When we get a shipment of a new product, I typically keep one (sometimes two!) in personal collection. Draco was an exception: the distributor suddenly ran out, and the last one that I was going to keep for myself was requested by a long-time customer who I just didn't have the heart to refuse.

So this time as M92 and M85 pistols became available, I decided to shoot a couple of them right away, to make sure that Draco story does not repeat, and I can keep one in each caliber in my private collection.

Just like Dracos, these are just another example of firearms industry working around the regulations. Originally they were developed for military use as short-barreled rifles (SBR) and had underfolder stocks. The "pistol" configuration has the stock removed. So because now these firearms have lost the capability of being fired from the shoulder, they qualify to be sold as pistols. This also means that 922(r) regulations are not applicable to them, so all parts, including the trigger group, are original.

Hack or not, these pistols turned out to be a lot of fun to shoot. Here is the review.

Out of the box

M85PV comes with a manual, a registration card, one plastic 223 magazine, and a full-length cleaning rod. There is no bolt hold open function, so the bolt closes after the last round. M92PV has identical external appearance, except it uses regular AK-47 mags, and comes with two Yugo surplus mags with bolt hold open.

The muzzle is protected by a circular muzzle guard that is screwed on, then spot-welded in one place. The weld can be easily removed and a normal AK muzzle brake can be installed in its place. The sight base is drilled for the spring-loaded locking pin.

The handguards have what looks like a coat of stain over them, but the wood is otherwise unprotected. It should probably be treated further, either by linseed oil, or with a coat of laminate. Otherwise the dirt and dust imbed too easily.

The action is just a familiar AK action. The pistol is charged by racking the bold handle backwards, and the handle reciprocates when the gun is fired. Keep your hands off it!

There is no scope rail. This is very, very unfortunate. See below.

The safety has a bolt hold open cut-out. If the lever is raised when the bolt is pulled back, the cut-out holds it in place.

The grip is standard AK grip. There is, obviously, no stock since this is a pistol. You could buy an underfolder stock kit on GunBroker, if you (a) do not live in WA, where SBRs are prohibited, and (b) are going to register it as an SBR and pay a $200 tax. The kit installation would require riveting.

The biggest difference between M95PV and M92PV and Draco, as well as the rest of the AK platform, is the sights. Draco has normal AK sights. M85 and M92 have sights on top of the receiver cover, which itself is hinged on what would normally be the rear sight base. This gives the system stability and extends the sight radius. Normally I dislike dust-cover mounted sights, but in this case the construction is sturdy enough and zero seems to be quite stable.

The sights themselves leave a lot to be desired. The front sight consists of a normal AK "pin" sight that can be screwed in and out to set a base zero.
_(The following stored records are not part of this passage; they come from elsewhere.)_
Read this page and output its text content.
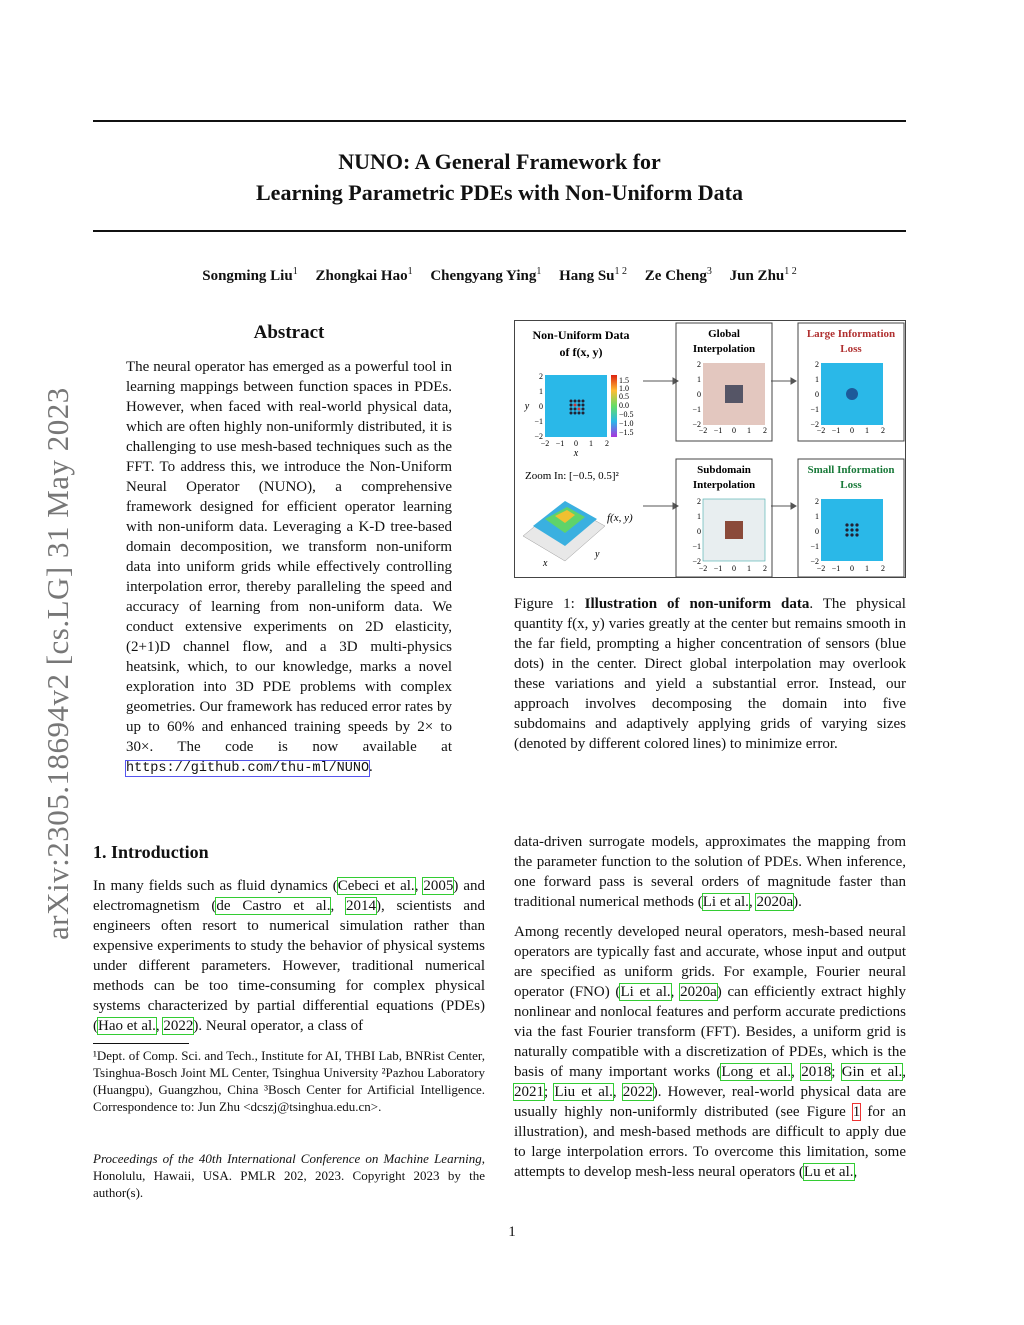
arXiv:2305.18694v2 [cs.LG] 31 May 2023
NUNO: A General Framework for
Learning Parametric PDEs with Non-Uniform Data
Songming Liu$^1$ Zhongkai Hao$^1$ Chengyang Ying$^1$ Hang $Su^{1 2}$ Ze Cheng$^3$ Jun Zhu$^{1 2}$
Abstract
The neural operator has emerged as a powerful tool in learning mappings between function spaces in PDEs. However, when faced with real-world physical data, which are often highly non-uniformly distributed, it is challenging to use mesh-based techniques such as the FFT. To address this, we introduce the Non-Uniform Neural Operator (NUNO), a comprehensive framework designed for efficient operator learning with non-uniform data. Leveraging a K-D tree-based domain decomposition, we transform non-uniform data into uniform grids while effectively controlling interpolation error, thereby paralleling the speed and accuracy of learning from non-uniform data. We conduct extensive experiments on 2D elasticity, (2+1)D channel flow, and a 3D multi-physics heatsink, which, to our knowledge, marks a novel exploration into 3D PDE problems with complex geometries. Our framework has reduced error rates by up to 60% and enhanced training speeds by 2× to 30×. The code is now available at https://github.com/thu-ml/NUNO.
Non-Uniform Data
of f(x, y)
1.5
1.0
0.5
0.0
−0.5
−1.0
−1.5
−2 −1 0 1 2
−2
−1
0
1
2
x
y
Zoom In: [−0.5, 0.5]²
f(x, y)
x
y
Global
Interpolation
−2 −1 0 1 2
−2
−1
0
1
2
Subdomain
Interpolation
−2 −1 0 1 2
−2
−1
0
1
2
Large Information
Loss
−2 −1 0 1 2
−2
−1
0
1
2
Small Information
Loss
−2 −1 0 1 2
−2
−1
0
1
2
Figure 1: Illustration of non-uniform data. The physical quantity f(x, y) varies greatly at the center but remains smooth in the far field, prompting a higher concentration of sensors (blue dots) in the center. Direct global interpolation may overlook these variations and yield a substantial error. Instead, our approach involves decomposing the domain into five subdomains and adaptively applying grids of varying sizes (denoted by different colored lines) to minimize error.
1. Introduction
In many fields such as fluid dynamics (Cebeci et al., 2005) and electromagnetism (de Castro et al., 2014), scientists and engineers often resort to numerical simulation rather than expensive experiments to study the behavior of physical systems under different parameters. However, traditional numerical methods can be too time-consuming for complex physical systems characterized by partial differential equations (PDEs) (Hao et al., 2022). Neural operator, a class of
¹Dept. of Comp. Sci. and Tech., Institute for AI, THBI Lab, BNRist Center, Tsinghua-Bosch Joint ML Center, Tsinghua University ²Pazhou Laboratory (Huangpu), Guangzhou, China ³Bosch Center for Artificial Intelligence. Correspondence to: Jun Zhu <dcszj@tsinghua.edu.cn>.
Proceedings of the 40th International Conference on Machine Learning, Honolulu, Hawaii, USA. PMLR 202, 2023. Copyright 2023 by the author(s).

data-driven surrogate models, approximates the mapping from the parameter function to the solution of PDEs. When inference, one forward pass is several orders of magnitude faster than traditional numerical methods (Li et al., 2020a).

Among recently developed neural operators, mesh-based neural operators are typically fast and accurate, whose input and output are specified as uniform grids. For example, Fourier neural operator (FNO) (Li et al., 2020a) can efficiently extract highly nonlinear and nonlocal features and perform accurate predictions via the fast Fourier transform (FFT). Besides, a uniform grid is naturally compatible with a discretization of PDEs, which is the basis of many important works (Long et al., 2018; Gin et al., 2021; Liu et al., 2022). However, real-world physical data are usually highly non-uniformly distributed (see Figure 1 for an illustration), and mesh-based methods are difficult to apply due to large interpolation errors. To overcome this limitation, some attempts to develop mesh-less neural operators (Lu et al.,

1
There is a flip-up dot sight for low visibility, which is not adjustable. This is the part of the firearm where manufacturing defects are rampant: out of 11 guns that went through my hands, two had problems. One came without the pin that secures the flip up sight blade in place, the other had problems with the spring-loaded detent mechanism, so the sight would pivot on a pin but would not lock in place in either raised or lowered position.
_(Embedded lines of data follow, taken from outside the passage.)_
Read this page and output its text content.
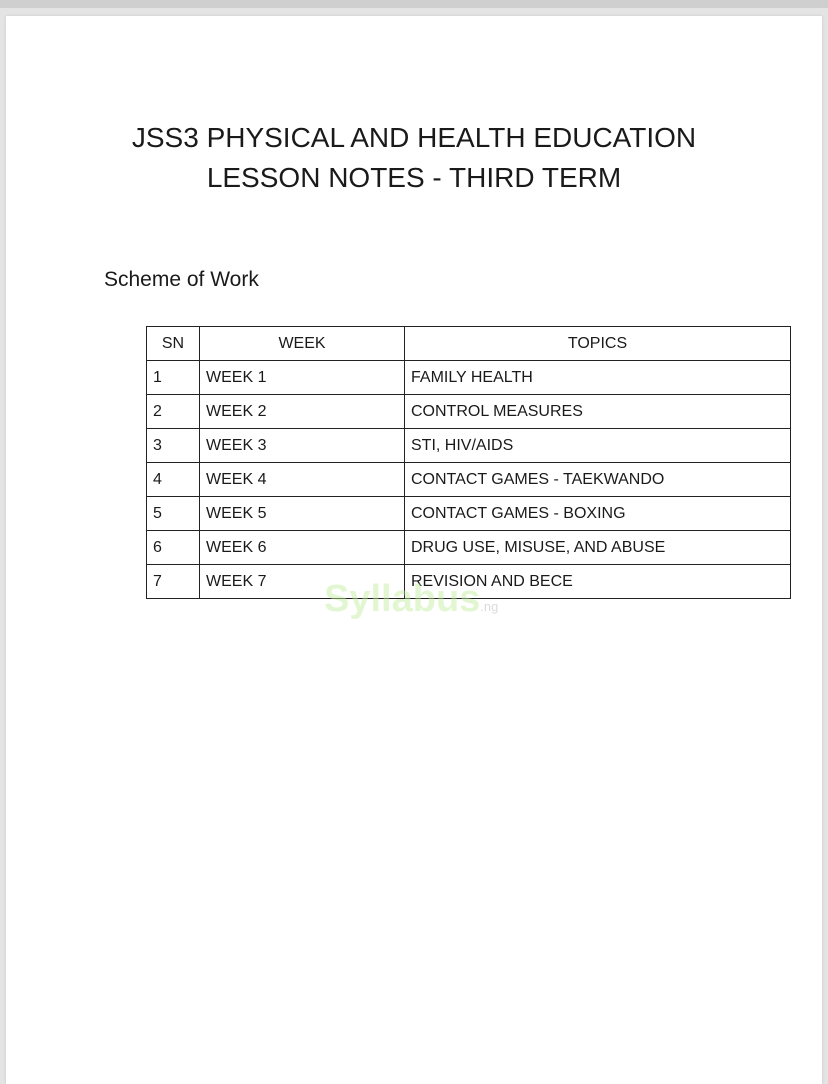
JSS3 PHYSICAL AND HEALTH EDUCATION
LESSON NOTES - THIRD TERM
Scheme of Work
SN	WEEK	TOPICS
1	WEEK 1	FAMILY HEALTH
2	WEEK 2	CONTROL MEASURES
3	WEEK 3	STI, HIV/AIDS
4	WEEK 4	CONTACT GAMES - TAEKWANDO
5	WEEK 5	CONTACT GAMES - BOXING
6	WEEK 6	DRUG USE, MISUSE, AND ABUSE
7	WEEK 7	REVISION AND BECE
Syllabus.ng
The rear sight is just a metal bracket that is held in place with a spring-loaded bal in two positions: 200m and 400m. The 200m has white dots for low visibility, the 400m is black. White paint actually interferes with the aimed fire (prevents the eye from focusing on correct sight picture), so I ended up shooting most of my test groups in 400m configuration. The notch on the sight is way too narrow, which also makes accurate aimed fire difficult.

The basic sight configuration screams for a scope or a red dot sight (especially because the gun is actually super accurate - see below), but there is no siderail nor any other way to mount optics. This is very unfortunate, given that a tiny expense at the factory would have resulted in a much more useful and desirable weapon.


The pistol is almost an AK clone, and it comes apart very similarly to an AK. The only two differences are - the top cover is hinged on a pin that attaches to where a normal AK would have rear sight.

Also, the gas tube is held in place not via an AK-style latch mechanism, but using a pin that - when the dust cover is closed - is pushed forward to lock the gas tube in place. On some guns this pin is set too tight and needs to be lightly tapped out - from the gas tube side - to release the gas tube.

The rest of the mechanism is the same as on a regular AK, and it disassembles into the same components.

Range test

I started shooting from 25 yards from supported position using cheap Wolf 223 ammunition. The first couple of groups were just be getting used to the sights, and were OK at around 3.5", but nothing to write home about.

The muzzle blast from the 223 rounds was enormous, it was blowing spent cartridges off the table in front of the barrel, but the recoil was almost none.

I then took it to a 10m distance and fired a few groups off-hand. The first few targets are not interesting because they were mostly me adjusting to the gun. The proper shooting position is where the hands are bent at the elbows. The left hand is right in front of the magazine, the right hand is holding it by the pistol grip. The position is similar to holding a rifle. Normally in this position the stock would be necessary to absorb the recoil, but there is no recoil, so it works.

This is a magazine of Wolf 223 shot from 10 yards.

It was getting fairly dark, but I wanted to try different ammunition, so I took the gun back to 25 yards, supported, and shot two groups of PMC rounds. While shooting the second group I have actually mistaken the sight guard for the sight blade once (it was getting REALLY dark), so the group only consisted of 4 rounds.

I am fairly sure that given the right ammunition and better sights this gun will reliably shoot 1" 5-shot groups at 25 yards.

Overall impressions

M85 is a lot of fun to shoot. It has a very low recoil that allows firing it like you would an SBR, and its accuracy is top notch when compared to a pistol. I will certainly be keeping it!